The General was on his feet as if by the touch of a spring.
“I must go!”
“Ah! no, papa,” said the son.
“But, yes, I must.”
“But wait, papa, I had just now something to speak of”—
“Well?” said the General, standing with his hand on the door, and with rather a dark countenance.
Dr. Mossy touched his fingers to his forehead, trying to remember.
“I fear I have—ah! I rejoice to see your name before the public, dear papa, and at the head of the ticket.”
The General’s displeasure sank down like an eagle’s feathers. He smiled thankfully, and bowed.
“My friends compelled me,” he said.
“They think you will be elected?”
“They will not doubt it.
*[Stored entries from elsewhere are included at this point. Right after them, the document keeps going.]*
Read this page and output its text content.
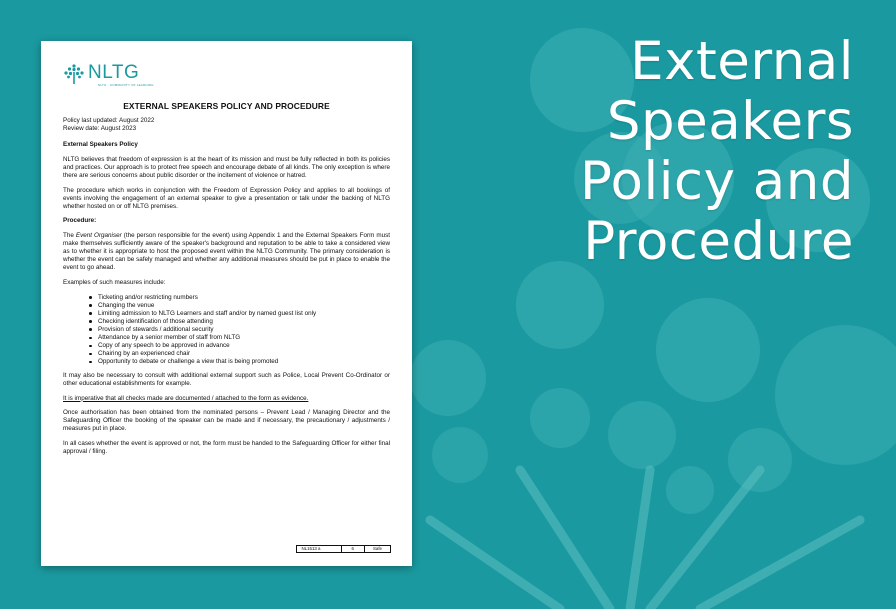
External
Speakers
Policy and
Procedure
NLTG
NLTG · COMMUNITY OF LEARNING
EXTERNAL SPEAKERS POLICY AND PROCEDURE

Policy last updated: August 2022
Review date: August 2023

External Speakers Policy

NLTG believes that freedom of expression is at the heart of its mission and must be fully reflected in both its policies and practices. Our approach is to protect free speech and encourage debate of all kinds. The only exception is where there are serious concerns about public disorder or the incitement of violence or hatred.

The procedure which works in conjunction with the Freedom of Expression Policy and applies to all bookings of events involving the engagement of an external speaker to give a presentation or talk under the backing of NLTG whether hosted on or off NLTG premises.

Procedure:

The Event Organiser (the person responsible for the event) using Appendix 1 and the External Speakers Form must make themselves sufficiently aware of the speaker's background and reputation to be able to take a considered view as to whether it is appropriate to host the proposed event within the NLTG Community. The primary consideration is whether the event can be safely managed and whether any additional measures should be put in place to enable the event to go ahead.

Examples of such measures include:

Ticketing and/or restricting numbers
Changing the venue
Limiting admission to NLTG Learners and staff and/or by named guest list only
Checking identification of those attending
Provision of stewards / additional security
Attendance by a senior member of staff from NLTG
Copy of any speech to be approved in advance
Chairing by an experienced chair
Opportunity to debate or challenge a view that is being promoted

It may also be necessary to consult with additional external support such as Police, Local Prevent Co-Ordinator or other educational establishments for example.

It is imperative that all checks made are documented / attached to the form as evidence.

Once authorisation has been obtained from the nominated persons – Prevent Lead / Managing Director and the Safeguarding Officer the booking of the speaker can be made and if necessary, the precautionary / adjustments / measures put in place.

In all cases whether the event is approved or not, the form must be handed to the Safeguarding Officer for either final approval / filing.

NL1513 a	6	Safe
But what think you, my son?”
Now the son had a conviction which it would have been madness to express, so he only said:
“They could not elect one more faithful.”
The General bowed solemnly.
“Perhaps the people will think so; my friends believe they will.”
“Your friends who have used your name should help you as much as they can, papa,” said the Doctor. “Myself, I should like to assist you, papa, if I could.”
“A-bah!” said the pleased father, incredulously.
“But, yes,” said the son.
A thrill of delight filled the General’s frame. This was like a son.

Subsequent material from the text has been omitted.